Personal information
- Full name: Patrick William Trimby
- Born: 31 January 1972 (age 54) Shrewsbury, Shropshire, England
- Batting: Left-handed
- Bowling: Leg break

Domestic team information
- 1992–1995: Shropshire
- 1993–1994: Oxford University

Career statistics
| Competition | First-class |
| Matches | 13 |
| Runs scored | 31 |
| Batting average | 6.20 |
| 100s/50s | –/– |
| Top score | 11 |
| Balls bowled | 2,471 |
| Wickets | 38 |
| Bowling average | 35.34 |
| 5 wickets in innings | 1 |
| 10 wickets in match | – |
| Best bowling | 5/84 |
| Catches/stumpings | 7/– |
- Source: Cricinfo, 10 July 2019

= Patrick Trimby =

English cricketer

Patrick William Trimby (born 31 January 1972) is an English former first-class cricketer.

==Early life and education==

Trimby was born at Shrewsbury in January 1972. He was educated at Shrewsbury School, before going up to Worcester College, Oxford.

==Career==
Trimby made his debut in first-class cricket for Oxford University against Northamptonshire at Oxford in 1993.

He played first-class cricket for Oxford until 1994, making a total of eleven first-class appearances. Playing as a leg break bowler, he took 31 wickets at an average of 35.16, with best figures of 5 for 84. These figures, which was his only first-class five wicket haul, came against Durham in 1994.

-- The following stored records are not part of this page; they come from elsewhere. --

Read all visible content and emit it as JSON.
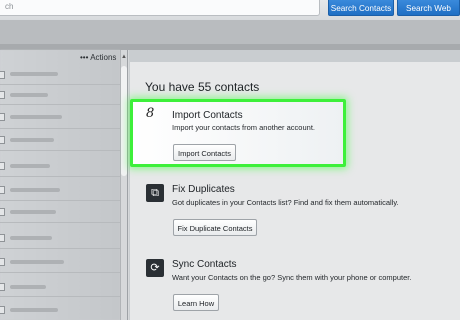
{
  "top": {
    "search_contacts": "Search Contacts",
    "search_web": "Search Web",
    "search_placeholder": "ch"
  },
  "left": {
    "actions_label": "Actions",
    "actions_dots": "•••",
    "caret": "⌄"
  },
  "main": {
    "heading": "You have 55 contacts",
    "import": {
      "icon": "8",
      "title": "Import Contacts",
      "desc": "Import your contacts from another account.",
      "button": "Import Contacts"
    },
    "duplicates": {
      "title": "Fix Duplicates",
      "desc": "Got duplicates in your Contacts list? Find and fix them automatically.",
      "button": "Fix Duplicate Contacts"
    },
    "sync": {
      "title": "Sync Contacts",
      "desc": "Want your Contacts on the go? Sync them with your phone or computer.",
      "button": "Learn How"
    }
  },
  "colors": {
    "highlight": "#3df03a",
    "accent": "#1f6fc4"
  }
}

He also made two first-class appearances for the Combined Universities cricket team while at Oxford, playing against the touring New Zealanders in 1994, and the touring West Indians in 1995. Against the New Zealanders, he took 7 wickets in the match, placing him above the entire England attack, bar Phillip DeFreitas, in the Third Test between England v New Zealand at Old Trafford.

In addition to playing first-class cricket, Trimby also played minor counties cricket for Shropshire between 1992-95, making five appearances in the Minor Counties Championship and a single appearance in the MCCA Knockout Trophy.